The Capitals’ power play is 0 for 9 through the first two games of the season after the unit struggled mightily during the 2021-22 campaign. The special teams struggles are a major reason why the Capitals are winless to start the season.
During the team’s morning skate on Saturday, Capitals head coach Peter Laviolette made some changes, and most notably, the top power-play unit is getting a revamp.
Marcus Johansson was added to PP1 while Evgeny Kuznetsov was bumped down to the second group.
1st PP Unit
NHL.com’s Tom Gulitti reports that Johansson will play in the goal line position while Dylan Strome will skate at the half-wall quarterback position that Kuznetsov was previously in. Johansson, who is exceptional at carry-ins, is very familiar with the down-low spot because it’s where he played his previous stint with the Capitals.
“We’re just looking for changes,” Laviolette said. “[We had] a starting point and we’ve been there for a little bit and it hasn’t worked and hasn’t produced. Let’s take a look at something else and see if that works.”
Turning to Johansson for his new role does have a successful precedent. During his first seven seasons with the Caps, only Alex Ovechkin and Nicklas Backstrom played more time on the power play than Johansson. Johansson’s 84 power-play points ranked fourth on the team during that same time span.
The moves come after Laviolette said the unit’s decision-making and execution are what has contributed to its freezing-cold start.
“A lot of it is execution,” Laviolette said postgame Thursday. “We’ve got to be better with what we’re doing out on the ice. We’ll go back and continue to work on it, but for me, I think the execution has got to be better. The decision-making, it’s what you’re doing, it’s what you’re thinking, it’s how we’re moving the puck. It’s gotta be better.”
The Capitals have struggled on the man advantage without Nicklas Backstrom, who remains out due to hip issues. Strome will be the next player to step up at the half-wall position that the Swedish center used to occupy.
“He was good there,” Laviolette said of Strome. “He became an option to shoot. He became an option to make plays. Again, just to change it. It hasn’t worked the way we wanted it to, to start.”
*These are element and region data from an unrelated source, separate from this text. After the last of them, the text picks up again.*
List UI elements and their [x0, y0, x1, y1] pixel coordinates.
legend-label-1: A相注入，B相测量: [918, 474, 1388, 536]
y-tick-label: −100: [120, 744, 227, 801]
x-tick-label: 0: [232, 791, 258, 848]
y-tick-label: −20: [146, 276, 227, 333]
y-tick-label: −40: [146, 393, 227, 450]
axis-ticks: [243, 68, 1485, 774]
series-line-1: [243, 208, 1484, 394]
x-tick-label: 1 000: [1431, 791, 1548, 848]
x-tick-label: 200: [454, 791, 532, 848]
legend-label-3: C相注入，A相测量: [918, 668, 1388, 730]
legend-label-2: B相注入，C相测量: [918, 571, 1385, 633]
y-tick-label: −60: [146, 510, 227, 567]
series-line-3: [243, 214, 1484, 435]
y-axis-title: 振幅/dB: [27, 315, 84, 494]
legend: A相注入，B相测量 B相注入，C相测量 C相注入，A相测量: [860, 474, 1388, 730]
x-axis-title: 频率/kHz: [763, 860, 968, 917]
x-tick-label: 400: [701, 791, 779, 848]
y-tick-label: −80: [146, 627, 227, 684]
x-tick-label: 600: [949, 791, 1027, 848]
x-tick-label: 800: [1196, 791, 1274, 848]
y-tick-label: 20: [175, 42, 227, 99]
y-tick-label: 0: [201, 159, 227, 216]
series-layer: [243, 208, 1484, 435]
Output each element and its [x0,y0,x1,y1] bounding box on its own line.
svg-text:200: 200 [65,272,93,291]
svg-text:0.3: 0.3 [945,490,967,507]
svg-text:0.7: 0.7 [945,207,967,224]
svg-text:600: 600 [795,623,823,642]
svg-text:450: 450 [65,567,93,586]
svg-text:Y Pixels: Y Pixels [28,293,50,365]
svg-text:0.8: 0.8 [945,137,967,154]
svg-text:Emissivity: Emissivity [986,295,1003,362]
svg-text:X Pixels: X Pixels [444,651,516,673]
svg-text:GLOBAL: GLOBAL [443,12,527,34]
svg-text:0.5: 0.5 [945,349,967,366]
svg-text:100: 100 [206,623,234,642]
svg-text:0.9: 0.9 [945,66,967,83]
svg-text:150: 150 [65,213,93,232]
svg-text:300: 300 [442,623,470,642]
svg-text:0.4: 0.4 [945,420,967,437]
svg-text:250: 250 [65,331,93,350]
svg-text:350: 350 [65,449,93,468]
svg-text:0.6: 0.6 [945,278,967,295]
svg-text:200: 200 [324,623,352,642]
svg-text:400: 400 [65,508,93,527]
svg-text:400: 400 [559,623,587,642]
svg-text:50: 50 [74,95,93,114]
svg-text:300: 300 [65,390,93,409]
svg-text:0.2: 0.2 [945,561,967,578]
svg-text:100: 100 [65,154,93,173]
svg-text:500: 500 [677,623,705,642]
The second unit at the morning skate sported Kuznetsov at center with wingers Anthony Mantha and Connor Brown. The two defensemen are Dmitry Orlov and Erik Gustafsson.
Laviolette did not call the move a demotion for Kuznetsov and was frank that he just wants production from the units as a whole.
“We’re going to need both units,” Laviolette said. “The way it’s worded in the room, the unit that gets going is the unit that goes out for the next power play.”